You've made your preparations and gathered your supplies. The poster board is purchased, the permanent markers are out of the package, and you've already Googled the perfect message for a hilarious, on-point sign. But... now what? As women across the world prepare for the Women's Strike — which takes place on Wednesday, March 8, in honor of International Women's Day — many are wondering what time the Women's Strike will start.
This international event will take place in a number of times zones, so for simplicity's sake, organizers define this as an all-day event that begins at midnight on Wednesday in your own time zone, and ends the minute before midnight on Wednesday evening. The Women's Strike is actually two coordinated, large-scale events wrapped into a single day. One of the events is A Day Without A Woman, organized by the Women's March, the folks behind the March on Washington. The other event is the International Women's Strike, a grassroots protest organized by a grassroots partnership of women.

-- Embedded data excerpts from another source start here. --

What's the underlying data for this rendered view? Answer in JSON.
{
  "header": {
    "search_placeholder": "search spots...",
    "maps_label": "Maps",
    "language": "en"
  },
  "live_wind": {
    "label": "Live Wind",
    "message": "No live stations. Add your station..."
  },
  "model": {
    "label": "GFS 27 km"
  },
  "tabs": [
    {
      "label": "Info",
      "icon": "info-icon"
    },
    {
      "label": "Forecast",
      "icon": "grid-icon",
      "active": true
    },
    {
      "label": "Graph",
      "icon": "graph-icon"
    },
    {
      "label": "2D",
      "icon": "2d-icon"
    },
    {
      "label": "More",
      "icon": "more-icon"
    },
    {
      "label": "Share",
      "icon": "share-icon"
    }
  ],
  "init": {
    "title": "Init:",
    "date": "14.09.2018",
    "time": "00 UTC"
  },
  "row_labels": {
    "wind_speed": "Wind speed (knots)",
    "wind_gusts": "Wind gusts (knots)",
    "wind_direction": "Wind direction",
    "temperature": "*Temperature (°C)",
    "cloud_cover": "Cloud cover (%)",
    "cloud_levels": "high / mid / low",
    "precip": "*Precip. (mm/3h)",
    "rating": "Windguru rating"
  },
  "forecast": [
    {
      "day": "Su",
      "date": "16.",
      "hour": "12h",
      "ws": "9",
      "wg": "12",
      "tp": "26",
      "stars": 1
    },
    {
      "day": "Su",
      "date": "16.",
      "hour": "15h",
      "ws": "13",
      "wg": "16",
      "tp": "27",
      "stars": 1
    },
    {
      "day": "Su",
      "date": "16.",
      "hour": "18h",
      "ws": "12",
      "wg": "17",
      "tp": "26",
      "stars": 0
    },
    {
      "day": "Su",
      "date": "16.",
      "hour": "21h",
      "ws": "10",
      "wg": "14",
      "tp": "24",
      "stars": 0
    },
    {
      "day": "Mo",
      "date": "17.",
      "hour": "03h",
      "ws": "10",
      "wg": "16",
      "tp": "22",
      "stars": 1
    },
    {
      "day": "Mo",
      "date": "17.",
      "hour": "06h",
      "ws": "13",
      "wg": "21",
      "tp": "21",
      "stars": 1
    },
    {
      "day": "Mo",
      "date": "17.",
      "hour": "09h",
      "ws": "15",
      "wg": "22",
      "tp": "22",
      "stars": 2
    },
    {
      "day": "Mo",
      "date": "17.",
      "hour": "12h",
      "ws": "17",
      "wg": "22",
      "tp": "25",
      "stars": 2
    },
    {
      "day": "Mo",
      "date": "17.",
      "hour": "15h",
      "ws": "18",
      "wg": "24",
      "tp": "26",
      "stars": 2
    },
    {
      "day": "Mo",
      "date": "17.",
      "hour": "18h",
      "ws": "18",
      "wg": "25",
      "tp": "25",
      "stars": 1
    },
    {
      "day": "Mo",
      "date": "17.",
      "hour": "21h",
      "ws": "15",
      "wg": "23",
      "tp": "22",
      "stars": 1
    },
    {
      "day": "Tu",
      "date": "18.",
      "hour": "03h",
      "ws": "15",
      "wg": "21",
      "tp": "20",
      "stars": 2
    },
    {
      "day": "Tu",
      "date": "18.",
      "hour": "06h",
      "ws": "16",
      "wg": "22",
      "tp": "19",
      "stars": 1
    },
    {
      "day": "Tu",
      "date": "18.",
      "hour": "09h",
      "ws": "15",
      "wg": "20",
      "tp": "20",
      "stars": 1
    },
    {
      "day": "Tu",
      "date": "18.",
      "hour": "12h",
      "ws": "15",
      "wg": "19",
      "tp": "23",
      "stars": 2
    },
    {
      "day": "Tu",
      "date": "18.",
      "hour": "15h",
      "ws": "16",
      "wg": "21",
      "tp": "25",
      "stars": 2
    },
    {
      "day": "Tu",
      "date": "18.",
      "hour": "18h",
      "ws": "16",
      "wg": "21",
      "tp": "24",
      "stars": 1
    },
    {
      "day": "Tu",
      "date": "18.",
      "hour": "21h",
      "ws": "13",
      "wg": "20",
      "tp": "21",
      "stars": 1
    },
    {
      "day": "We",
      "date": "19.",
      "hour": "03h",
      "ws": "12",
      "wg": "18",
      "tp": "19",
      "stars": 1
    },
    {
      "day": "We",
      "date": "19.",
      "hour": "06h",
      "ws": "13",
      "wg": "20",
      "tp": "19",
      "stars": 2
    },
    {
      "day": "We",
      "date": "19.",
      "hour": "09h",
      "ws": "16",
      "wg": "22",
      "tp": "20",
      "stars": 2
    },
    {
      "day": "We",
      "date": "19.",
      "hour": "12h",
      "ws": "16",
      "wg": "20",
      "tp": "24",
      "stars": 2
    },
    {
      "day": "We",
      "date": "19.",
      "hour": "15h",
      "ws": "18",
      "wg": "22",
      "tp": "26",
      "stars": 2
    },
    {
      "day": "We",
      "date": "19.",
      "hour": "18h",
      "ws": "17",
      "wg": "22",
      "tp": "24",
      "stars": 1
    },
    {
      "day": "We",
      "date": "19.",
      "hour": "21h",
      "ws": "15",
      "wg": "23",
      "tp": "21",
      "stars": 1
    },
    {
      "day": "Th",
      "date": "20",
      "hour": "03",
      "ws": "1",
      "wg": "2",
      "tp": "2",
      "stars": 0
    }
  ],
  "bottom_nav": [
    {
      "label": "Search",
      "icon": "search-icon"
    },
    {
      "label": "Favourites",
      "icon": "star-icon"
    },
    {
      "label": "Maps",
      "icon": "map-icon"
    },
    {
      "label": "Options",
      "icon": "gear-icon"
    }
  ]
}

The International Women's Strike and A Day Without A Woman both take place on March 8, and organizers are working together to make this a massive, unforgettable protest. Participants are asked to refrain from participating in both paid and unpaid work, wear the color red as a show of solidarity, and refrain from shopping and spending money, with the exception of "small, women- and minority-owned businesses."
Organizers recognize that many women won't be able to take a day off work. The Women's March website specifies,
We recognize that some of the 82% of women who become moms, particularly single mothers, may not have the option of refusing to engage in paid work or unpaid child care on March 8th. Many mothers have always worked and in our modern labor force, almost half of all households are women-lead, yet motherhood remains the number one predictor of poverty and a woman’s earning potential is diminished further with each child. We strike for them. Many women in our most vulnerable communities will not have the ability to join the strike, due to economic insecurity. We strike for them. Many others work jobs that provide essential services, including reproductive health services, and taking off work would come at a great social cost. We recognize the value of their contribution.
Women who can't take the day off are encouraged to wear red, and to speak with co-workers and friends about some of the issues that are important to the strike, such as equal pay for equal work, family-friendly policies, the gendered burden of unpaid domestic work, and gendered expectations about how women should "behave" in the workplace. The International Women's Strike also lists "childcare, diapers, cooking, sweeping, laundry, dishes, errands, groceries, and fake smiles" as the type of unpaid, gendered work that we all need to be talking about.
For those women who are able to take the day off, there are plenty of marches, demonstrations, and community events at cities throughout the country and world. Marches are planned for New York City, Chicago, Los Angeles, Boston, San Francisco, Philadelphia, and elsewhere, and according to the International Women's Strike website, women in 50 countries are participating in strike-related events.
So whether or not you'll be working on International Women's Day, there are plenty of ways to show your solidarity, from morning to night.